The key is, as ever, a mixture of information, better connections, and a little bit of money to lubricate the system. It is rarely money alone. The food system in London is a technical challenge more than it is about cash to buy food.
Yes, it is a financial challenge in the obvious sense that it starts with people who don’t have enough cash. And that is wrong, to be lamented and, many would argue, should be challenged. But, given that starting point, it becomes a technical challenge — how can we alleviate and address the need for food aid. Charities and local authorities together can help fix that.
I happen also to think that London as a whole needs a strategy around food aid; the GLA is grasping the nettle on this, which is encouraging. Supermarkets, businesses and government need to — and can — do more. We all have something to do to make things better.

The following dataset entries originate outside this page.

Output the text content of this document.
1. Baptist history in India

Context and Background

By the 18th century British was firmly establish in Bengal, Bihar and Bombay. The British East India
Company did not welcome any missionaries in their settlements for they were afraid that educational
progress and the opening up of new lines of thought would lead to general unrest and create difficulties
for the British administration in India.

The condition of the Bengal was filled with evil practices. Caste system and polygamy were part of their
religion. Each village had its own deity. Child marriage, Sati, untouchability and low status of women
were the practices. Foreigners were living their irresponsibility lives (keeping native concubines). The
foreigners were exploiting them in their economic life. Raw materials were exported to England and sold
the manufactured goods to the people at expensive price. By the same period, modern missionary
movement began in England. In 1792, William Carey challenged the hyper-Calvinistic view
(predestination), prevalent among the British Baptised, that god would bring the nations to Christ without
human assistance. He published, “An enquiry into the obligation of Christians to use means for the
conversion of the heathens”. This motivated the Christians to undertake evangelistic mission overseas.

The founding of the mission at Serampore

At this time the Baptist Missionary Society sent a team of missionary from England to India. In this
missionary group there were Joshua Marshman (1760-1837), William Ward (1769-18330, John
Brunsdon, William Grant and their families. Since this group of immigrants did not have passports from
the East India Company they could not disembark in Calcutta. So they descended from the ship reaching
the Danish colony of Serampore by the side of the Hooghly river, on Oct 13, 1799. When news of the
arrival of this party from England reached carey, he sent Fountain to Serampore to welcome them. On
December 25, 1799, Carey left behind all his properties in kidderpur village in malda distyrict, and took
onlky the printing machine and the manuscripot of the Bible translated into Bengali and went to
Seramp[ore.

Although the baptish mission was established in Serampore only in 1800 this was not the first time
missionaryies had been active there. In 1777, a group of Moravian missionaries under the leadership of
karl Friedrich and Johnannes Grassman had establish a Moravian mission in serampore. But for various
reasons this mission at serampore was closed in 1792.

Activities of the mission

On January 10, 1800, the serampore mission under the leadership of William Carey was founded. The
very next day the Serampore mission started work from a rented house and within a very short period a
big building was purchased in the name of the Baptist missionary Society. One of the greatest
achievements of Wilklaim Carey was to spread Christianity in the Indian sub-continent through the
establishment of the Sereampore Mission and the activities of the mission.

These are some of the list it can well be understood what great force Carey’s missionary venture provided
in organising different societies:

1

London is not going to get through the cost of living crisis unscathed. But a lot can be done to make it easier.
The voluntary and community sector is working on this and doing so, as ever, in difficult and challenging circumstances.
Local authorities are working on it too. And are doing so, as ever, in difficult and challenging circumstances.
The two forces combined are better than each acting alone.
What does that mean you should do? I think it means more of some of the stuff I have mentioned in the dozen or so boroughs I have named, plus similar stuff in those I haven’t touched on.
Think — information; improving the quality, making it easier to access and flow better.
And think collaboration; maximising the combined value of the voluntary and community sector and local authorities by working together.
Those two words — information and collaboration — and the ideas they represent, are far from trite. Thinking about them carefully and applying them determinedly offers ways forward in — that most hackneyed and over-used phrase — these challenging times.
If London Plus can help you with this, we are happy to do so. We have produced two guides which you can see on our website; a directory of resources and a good practice guide. The latter tries to collect some of the good stuff we see happening. All the examples I have used today come from the good practice guide. The more we can develop these documents, the more we can highlight and encourage ways of working with the local voluntary and community sector.